Planteada así la cuestión, eutanasia podría ser sinónimo de cuidados paliativos, hoy perfectamente regulados y organizados en las llamadas unidades del mismo nombre.

¿Es pues necesario legislar para garantizar una correcta praxis médica ante el paciente terminal? Como máximo, se puede discutir si es oportuno que las leyes que regulen estos cuidados paliativos deben ser garantía de una adecuada y digna atención al ser humano afecto de un proceso terminal por incurable e irreversible. La legislación debe basarse en principios éticos, respetando las creencias de cada persona, también de quienes piensan que la vida de una persona no termina con la muerte biológica y nunca deben ser un resquicio o pretexto legal para que, como ocurre el caso del aborto provocado, se pueda considerar legal el adelanto de la muerte bajo el pretexto de liberar de un sufrimiento inútil a un ser inservible que, incluso, es una carga para algunos y para la sociedad. Toda persona, incluso en los momentos previos a su muerte, y por tanto de total indefensión, debe recibir el trato digno que merece como ser humano. En la literatura médica (Temel J.S, y otros, New England Journal of Medizin), hay publicaciones que aseguran que un adecuado tratamiento, incluso en pacientes terminales, no sólo alivia su sufrimiento sino que también alarga su vida.

La legislación debe hacer imposible que se produzcan hechos como los publicados en la prensa hace algunos años asegurando que algún responsable médico decidía, por si sólo o en equipo, sin conocimiento de los familiares, qué pacientes debían ser sometidos a un simple tratamiento de sedación para acelerar su muerte.

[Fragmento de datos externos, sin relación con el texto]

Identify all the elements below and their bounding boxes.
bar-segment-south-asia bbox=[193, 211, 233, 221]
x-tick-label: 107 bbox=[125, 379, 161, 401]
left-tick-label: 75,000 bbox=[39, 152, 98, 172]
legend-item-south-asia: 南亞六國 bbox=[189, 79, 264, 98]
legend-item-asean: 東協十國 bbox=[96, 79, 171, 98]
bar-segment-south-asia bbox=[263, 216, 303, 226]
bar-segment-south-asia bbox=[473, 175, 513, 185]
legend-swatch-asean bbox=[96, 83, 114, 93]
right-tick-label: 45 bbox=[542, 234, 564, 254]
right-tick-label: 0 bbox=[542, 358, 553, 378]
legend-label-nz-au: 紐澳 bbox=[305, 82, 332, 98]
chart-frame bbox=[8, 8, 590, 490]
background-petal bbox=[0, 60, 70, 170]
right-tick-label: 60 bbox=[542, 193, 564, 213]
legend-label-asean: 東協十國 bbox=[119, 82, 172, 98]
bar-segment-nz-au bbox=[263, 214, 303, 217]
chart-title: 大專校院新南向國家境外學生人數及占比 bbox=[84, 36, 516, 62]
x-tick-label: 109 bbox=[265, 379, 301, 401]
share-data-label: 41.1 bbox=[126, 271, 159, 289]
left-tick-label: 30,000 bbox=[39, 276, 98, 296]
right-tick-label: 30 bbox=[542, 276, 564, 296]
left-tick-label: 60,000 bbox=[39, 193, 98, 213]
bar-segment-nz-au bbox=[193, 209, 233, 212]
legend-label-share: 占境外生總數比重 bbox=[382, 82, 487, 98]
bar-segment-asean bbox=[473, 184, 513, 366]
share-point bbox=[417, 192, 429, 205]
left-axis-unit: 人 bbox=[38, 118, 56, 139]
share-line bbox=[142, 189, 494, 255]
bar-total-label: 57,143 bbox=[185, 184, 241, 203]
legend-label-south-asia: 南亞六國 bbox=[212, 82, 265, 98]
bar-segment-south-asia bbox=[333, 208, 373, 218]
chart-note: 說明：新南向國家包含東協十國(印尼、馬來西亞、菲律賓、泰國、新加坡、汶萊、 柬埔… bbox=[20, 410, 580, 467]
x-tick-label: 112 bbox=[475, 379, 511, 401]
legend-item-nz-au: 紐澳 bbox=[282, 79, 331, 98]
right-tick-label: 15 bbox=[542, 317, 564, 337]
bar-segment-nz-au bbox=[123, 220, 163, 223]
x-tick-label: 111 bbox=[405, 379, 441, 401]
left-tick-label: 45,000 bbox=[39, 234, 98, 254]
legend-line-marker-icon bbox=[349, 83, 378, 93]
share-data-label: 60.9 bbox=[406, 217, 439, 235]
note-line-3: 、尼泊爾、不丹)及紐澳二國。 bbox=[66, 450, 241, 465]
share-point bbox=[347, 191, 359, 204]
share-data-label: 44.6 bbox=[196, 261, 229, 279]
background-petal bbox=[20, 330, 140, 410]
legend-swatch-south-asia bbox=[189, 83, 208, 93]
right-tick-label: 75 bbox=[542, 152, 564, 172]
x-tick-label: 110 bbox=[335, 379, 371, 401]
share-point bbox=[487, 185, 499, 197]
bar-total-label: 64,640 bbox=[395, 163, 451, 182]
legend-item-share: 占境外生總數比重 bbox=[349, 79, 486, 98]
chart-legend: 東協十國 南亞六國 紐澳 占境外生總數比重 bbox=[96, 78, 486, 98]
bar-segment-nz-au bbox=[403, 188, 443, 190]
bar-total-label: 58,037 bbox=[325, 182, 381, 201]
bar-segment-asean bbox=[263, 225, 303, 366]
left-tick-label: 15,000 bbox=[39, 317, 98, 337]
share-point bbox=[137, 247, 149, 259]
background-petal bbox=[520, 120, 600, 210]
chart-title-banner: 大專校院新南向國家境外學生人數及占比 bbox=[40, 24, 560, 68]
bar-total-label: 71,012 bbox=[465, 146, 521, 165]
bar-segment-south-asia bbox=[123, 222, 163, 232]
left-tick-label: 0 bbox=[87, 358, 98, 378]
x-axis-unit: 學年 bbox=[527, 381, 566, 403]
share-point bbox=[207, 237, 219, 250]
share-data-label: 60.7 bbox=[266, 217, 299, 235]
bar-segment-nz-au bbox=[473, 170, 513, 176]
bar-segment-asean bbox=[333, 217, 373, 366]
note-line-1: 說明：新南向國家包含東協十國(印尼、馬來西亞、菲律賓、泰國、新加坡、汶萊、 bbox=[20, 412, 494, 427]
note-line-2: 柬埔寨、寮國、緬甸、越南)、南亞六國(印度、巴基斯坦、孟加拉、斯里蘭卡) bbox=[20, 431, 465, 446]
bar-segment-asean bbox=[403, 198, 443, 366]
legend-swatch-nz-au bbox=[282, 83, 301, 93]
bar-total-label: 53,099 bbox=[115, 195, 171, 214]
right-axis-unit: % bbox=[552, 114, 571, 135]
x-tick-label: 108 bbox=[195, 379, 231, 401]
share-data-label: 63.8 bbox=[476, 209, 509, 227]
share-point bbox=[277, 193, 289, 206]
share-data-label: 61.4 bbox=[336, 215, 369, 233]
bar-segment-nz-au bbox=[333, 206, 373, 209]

Deberá legislarse sin ningún tipo de connotación ideológica garantizando que todo paciente y sus familiares, en cualquier centro asistencial, especialmente si es público, pueda consultar la opinión de un médico de su confianza, aunque sea ajeno al equipo habitual que le está atendiendo, cuando se trata de decidir una cuestión tan transcedental como la de clasificarle como irrecuperable y pasar a suministrarle exclusivamente medicación sedante que puede acortar su vida. Tal decisión, que supone traspasar una muy fina y sutil línea, debería ser tomada con la aprobación y consentimiento de los familiares previa una veraz y objetiva información. Quien suscribe ha defendido en algún otro foro profesional, y se ratifica en ello, que esa decisión debe ser colegiada y tomada entre varios facultativos y los propios familiares, conscientes de que nadie, bajo ninguna circunstancia, puede ni debe decidir sobre la vida o muerte de otra persona. Un oportuno testamento vital, otorgado por una persona en la plenitud de sus facultades, deberá ser, además, una valiosa brújula para orientar la decisión médica y familiar.